Thank you. These foods look delicious. We've talked a little bit  
about small ales and beers:
small-beer-msg    (20K) 11/ 6/03    A weakly alcoholic beer made  
using the grain
                                        from a previous batch of beer

But they are not made that often in the Current Middle Ages,  
certainly not on the ratio they were done in the real Middle Ages.  
I'd like to see your documentation on your small ale as well.

Where did you get the green nuts (for the compot/compost)? Unless I  
had my own trees I'm not sure where I'd find these today.

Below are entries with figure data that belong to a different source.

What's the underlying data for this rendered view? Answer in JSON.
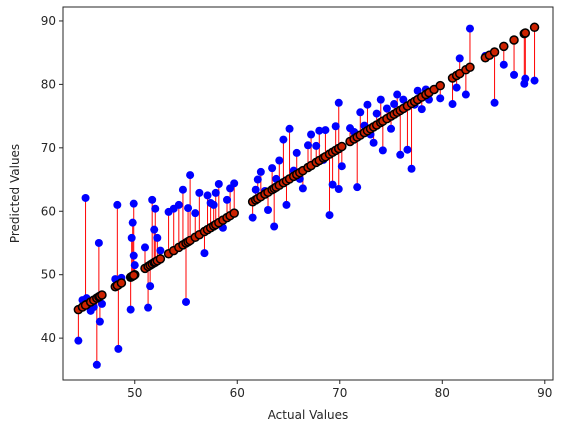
{
  "chart_data": {
    "type": "scatter",
    "title": "",
    "xlabel": "Actual Values",
    "ylabel": "Predicted Values",
    "xlim": [
      43.0,
      90.8
    ],
    "ylim": [
      33.4,
      92.2
    ],
    "xticks": [
      50,
      60,
      70,
      80,
      90
    ],
    "yticks": [
      40,
      50,
      60,
      70,
      80,
      90
    ],
    "grid": false,
    "colors": {
      "predicted": "#0000ff",
      "actual": "#000000",
      "actual_edge": "#000000",
      "actual_fill": "#cc2200",
      "residual": "#ff0000"
    },
    "series": [
      {
        "marker": "predicted",
        "points": [
          [
            44.5,
            39.6
          ],
          [
            44.9,
            46.0
          ],
          [
            45.3,
            46.3
          ],
          [
            45.2,
            62.1
          ],
          [
            45.7,
            44.3
          ],
          [
            46.0,
            44.9
          ],
          [
            46.3,
            35.8
          ],
          [
            46.5,
            55.0
          ],
          [
            46.6,
            42.6
          ],
          [
            46.8,
            45.4
          ],
          [
            48.1,
            49.3
          ],
          [
            48.4,
            38.3
          ],
          [
            48.3,
            61.0
          ],
          [
            48.7,
            49.5
          ],
          [
            49.6,
            44.5
          ],
          [
            49.7,
            55.8
          ],
          [
            49.8,
            58.2
          ],
          [
            49.9,
            61.2
          ],
          [
            50.0,
            51.5
          ],
          [
            49.9,
            53.0
          ],
          [
            51.0,
            54.3
          ],
          [
            51.3,
            44.8
          ],
          [
            51.5,
            48.2
          ],
          [
            51.7,
            61.8
          ],
          [
            51.9,
            57.1
          ],
          [
            52.0,
            60.4
          ],
          [
            52.2,
            55.8
          ],
          [
            52.5,
            53.8
          ],
          [
            53.3,
            59.9
          ],
          [
            53.8,
            60.4
          ],
          [
            54.3,
            61.0
          ],
          [
            54.7,
            63.4
          ],
          [
            55.0,
            45.7
          ],
          [
            55.2,
            60.5
          ],
          [
            55.4,
            65.7
          ],
          [
            55.9,
            59.7
          ],
          [
            56.3,
            62.9
          ],
          [
            56.8,
            53.4
          ],
          [
            57.1,
            62.5
          ],
          [
            57.4,
            61.3
          ],
          [
            57.7,
            61.0
          ],
          [
            57.9,
            62.9
          ],
          [
            58.2,
            64.3
          ],
          [
            58.6,
            57.4
          ],
          [
            59.0,
            61.8
          ],
          [
            59.3,
            63.6
          ],
          [
            59.7,
            64.4
          ],
          [
            61.5,
            59.0
          ],
          [
            61.8,
            63.4
          ],
          [
            62.0,
            65.0
          ],
          [
            62.3,
            66.2
          ],
          [
            62.7,
            63.2
          ],
          [
            63.0,
            60.2
          ],
          [
            63.4,
            66.8
          ],
          [
            63.6,
            57.6
          ],
          [
            63.8,
            65.1
          ],
          [
            64.1,
            68.0
          ],
          [
            64.5,
            71.3
          ],
          [
            64.8,
            61.0
          ],
          [
            65.1,
            73.0
          ],
          [
            65.5,
            66.4
          ],
          [
            65.8,
            69.2
          ],
          [
            66.1,
            65.1
          ],
          [
            66.4,
            63.6
          ],
          [
            66.9,
            70.4
          ],
          [
            67.2,
            72.1
          ],
          [
            67.7,
            70.3
          ],
          [
            68.0,
            72.7
          ],
          [
            68.4,
            68.1
          ],
          [
            68.6,
            72.8
          ],
          [
            69.0,
            59.4
          ],
          [
            69.3,
            64.2
          ],
          [
            69.6,
            73.4
          ],
          [
            69.9,
            77.1
          ],
          [
            69.9,
            63.5
          ],
          [
            70.2,
            67.1
          ],
          [
            71.0,
            73.1
          ],
          [
            71.4,
            72.5
          ],
          [
            71.7,
            63.8
          ],
          [
            72.0,
            75.6
          ],
          [
            72.4,
            73.5
          ],
          [
            72.7,
            76.8
          ],
          [
            73.0,
            72.1
          ],
          [
            73.3,
            70.8
          ],
          [
            73.6,
            75.4
          ],
          [
            74.0,
            77.6
          ],
          [
            74.2,
            69.6
          ],
          [
            74.6,
            76.2
          ],
          [
            75.0,
            73.0
          ],
          [
            75.3,
            76.9
          ],
          [
            75.6,
            78.4
          ],
          [
            75.9,
            68.9
          ],
          [
            76.2,
            77.6
          ],
          [
            76.6,
            69.7
          ],
          [
            77.0,
            66.7
          ],
          [
            77.3,
            76.8
          ],
          [
            77.6,
            79.0
          ],
          [
            78.0,
            76.1
          ],
          [
            78.4,
            79.2
          ],
          [
            78.7,
            77.6
          ],
          [
            79.2,
            79.3
          ],
          [
            79.8,
            77.8
          ],
          [
            81.0,
            76.9
          ],
          [
            81.4,
            79.5
          ],
          [
            81.7,
            84.1
          ],
          [
            82.3,
            78.4
          ],
          [
            82.7,
            88.8
          ],
          [
            84.2,
            84.5
          ],
          [
            84.6,
            84.7
          ],
          [
            85.1,
            77.1
          ],
          [
            86.0,
            83.1
          ],
          [
            87.0,
            81.5
          ],
          [
            88.0,
            80.1
          ],
          [
            88.1,
            80.9
          ],
          [
            89.0,
            80.6
          ]
        ]
      }
    ]
  }
}
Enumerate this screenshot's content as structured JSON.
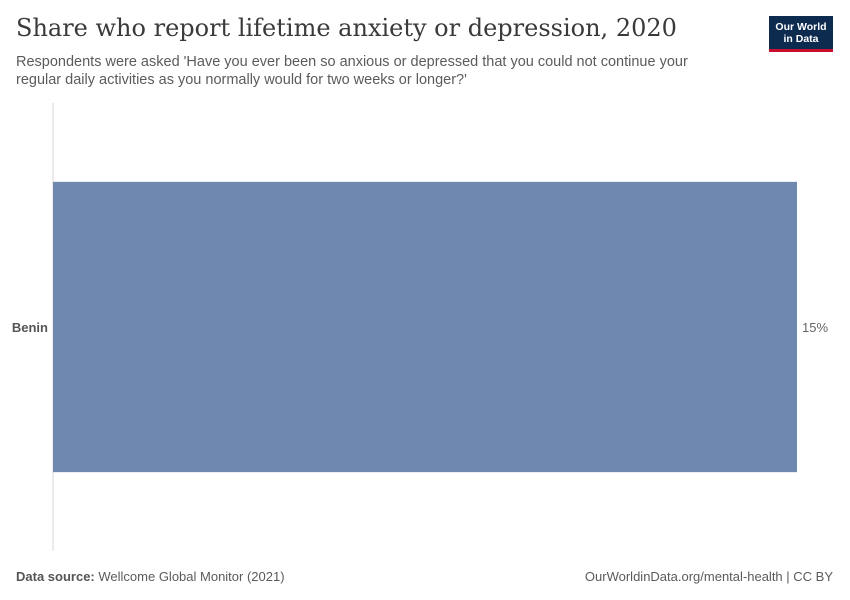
{
  "header": {
    "title": "Share who report lifetime anxiety or depression, 2020",
    "subtitle": "Respondents were asked 'Have you ever been so anxious or depressed that you could not continue your regular daily activities as you normally would for two weeks or longer?'",
    "logo_line1": "Our World",
    "logo_line2": "in Data"
  },
  "footer": {
    "source_label": "Data source:",
    "source_value": "Wellcome Global Monitor (2021)",
    "credit": "OurWorldinData.org/mental-health | CC BY"
  },
  "colors": {
    "bar": "#6f88b0",
    "axis": "#d7d7d7",
    "logo_bg": "#0d2a4f",
    "logo_accent": "#c8102e"
  },
  "chart_data": {
    "type": "bar",
    "orientation": "horizontal",
    "categories": [
      "Benin"
    ],
    "values": [
      15
    ],
    "value_labels": [
      "15%"
    ],
    "xlim": [
      0,
      15
    ],
    "unit": "%",
    "grid": false
  }
}
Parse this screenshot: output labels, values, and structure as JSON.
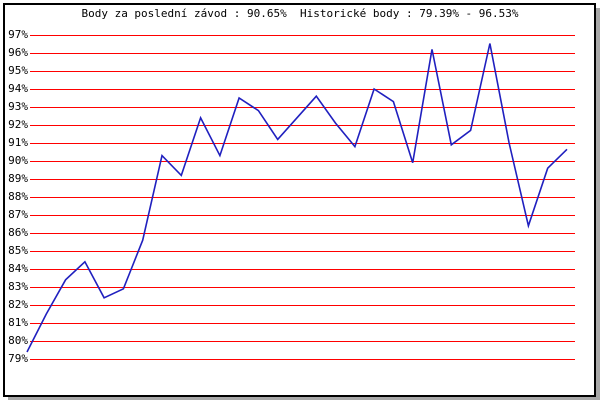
{
  "window": {
    "background": "#ffffff",
    "border_color": "#000000",
    "shadow_color": "#a8a8a8"
  },
  "header": {
    "title": "Body za poslední závod : 90.65%  Historické body : 79.39% - 96.53%"
  },
  "stats": {
    "last_race_points": "90.65%",
    "historical_min": "79.39%",
    "historical_max": "96.53%"
  },
  "chart_data": {
    "type": "line",
    "title": "Body za poslední závod : 90.65%  Historické body : 79.39% - 96.53%",
    "xlabel": "",
    "ylabel": "",
    "y_tick_labels": [
      "97%",
      "96%",
      "95%",
      "94%",
      "93%",
      "92%",
      "91%",
      "90%",
      "89%",
      "88%",
      "87%",
      "86%",
      "85%",
      "84%",
      "83%",
      "82%",
      "81%",
      "80%",
      "79%"
    ],
    "ylim": [
      79,
      97
    ],
    "grid": "horizontal-only",
    "gridline_color": "#ff0000",
    "legend": "none",
    "series": [
      {
        "name": "body-history",
        "color": "#2020bf",
        "values": [
          79.39,
          81.5,
          83.4,
          84.4,
          82.4,
          82.9,
          85.6,
          90.3,
          89.2,
          92.4,
          90.3,
          93.5,
          92.8,
          91.2,
          92.4,
          93.6,
          92.1,
          90.8,
          94.0,
          93.3,
          89.9,
          96.2,
          90.9,
          91.7,
          96.53,
          91.0,
          86.4,
          89.6,
          90.65
        ]
      }
    ]
  }
}
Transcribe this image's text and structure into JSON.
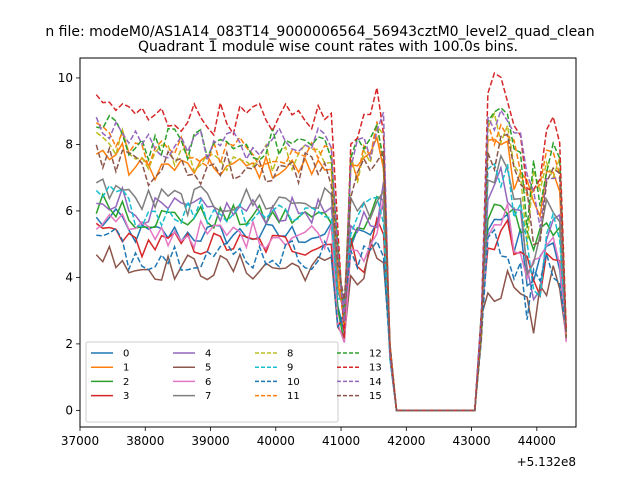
{
  "chart_data": {
    "type": "line",
    "suptitle": "n file: modeM0/AS1A14_083T14_9000006564_56943cztM0_level2_quad_clean",
    "title": "Quadrant 1 module wise count rates with 100.0s bins.",
    "xlabel": "",
    "ylabel": "",
    "x_offset_label": "+5.132e8",
    "xlim": [
      37000,
      44600
    ],
    "ylim": [
      -0.5,
      10.6
    ],
    "x_ticks": [
      37000,
      38000,
      39000,
      40000,
      41000,
      42000,
      43000,
      44000
    ],
    "x_tick_labels": [
      "37000",
      "38000",
      "39000",
      "40000",
      "41000",
      "42000",
      "43000",
      "44000"
    ],
    "y_ticks": [
      0,
      2,
      4,
      6,
      8,
      10
    ],
    "y_tick_labels": [
      "0",
      "2",
      "4",
      "6",
      "8",
      "10"
    ],
    "legend_position": "lower-left",
    "legend_columns": 4,
    "series": [
      {
        "name": "0",
        "color": "#1f77b4",
        "dash": "solid",
        "base": 5.3,
        "postOffset": 0.2
      },
      {
        "name": "1",
        "color": "#ff7f0e",
        "dash": "solid",
        "base": 7.3,
        "postOffset": 0.5
      },
      {
        "name": "2",
        "color": "#2ca02c",
        "dash": "solid",
        "base": 5.8,
        "postOffset": 0.0
      },
      {
        "name": "3",
        "color": "#d62728",
        "dash": "solid",
        "base": 5.0,
        "postOffset": -0.3
      },
      {
        "name": "4",
        "color": "#9467bd",
        "dash": "solid",
        "base": 6.0,
        "postOffset": 0.3
      },
      {
        "name": "5",
        "color": "#8c564b",
        "dash": "solid",
        "base": 4.3,
        "postOffset": -1.0
      },
      {
        "name": "6",
        "color": "#e377c2",
        "dash": "solid",
        "base": 5.3,
        "postOffset": 0.0
      },
      {
        "name": "7",
        "color": "#7f7f7f",
        "dash": "solid",
        "base": 6.3,
        "postOffset": 0.3
      },
      {
        "name": "8",
        "color": "#bcbd22",
        "dash": "dashed",
        "base": 7.6,
        "postOffset": 0.3
      },
      {
        "name": "9",
        "color": "#17becf",
        "dash": "dashed",
        "base": 6.0,
        "postOffset": 0.8
      },
      {
        "name": "10",
        "color": "#1f77b4",
        "dash": "dashed",
        "base": 4.7,
        "postOffset": -0.2
      },
      {
        "name": "11",
        "color": "#ff7f0e",
        "dash": "dashed",
        "base": 7.8,
        "postOffset": 0.2
      },
      {
        "name": "12",
        "color": "#2ca02c",
        "dash": "dashed",
        "base": 8.0,
        "postOffset": 0.3
      },
      {
        "name": "13",
        "color": "#d62728",
        "dash": "dashed",
        "base": 8.8,
        "postOffset": 0.5
      },
      {
        "name": "14",
        "color": "#9467bd",
        "dash": "dashed",
        "base": 8.0,
        "postOffset": 0.5
      },
      {
        "name": "15",
        "color": "#8c564b",
        "dash": "dashed",
        "base": 7.3,
        "postOffset": 0.0
      }
    ]
  }
}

Would you be willing to let me add your article to the Florilegium,  
giving credit to the TI article and the Ostgardr website, of course.  
Although I'm not quite sure whether it would be more appropriate in a  
food section or the one on A&S competitions and such.

<<< At the time, it was much talked about in the A&S
community because it got the first perfect score total in the history
of an event known for stiff competition. >>>

I think you make a few assumptions, without much evidence to back  
them up, that I would have questioned. But then I'm probably overly  
critical.  Or maybe it's having been on this list so long.

<<< When it was over, I told all my friends, "Okay, you wanted me to
compete, I competed, and I still don't much like competitions..." >>>

Agreed, I do see them as a useful tool, but only one of many.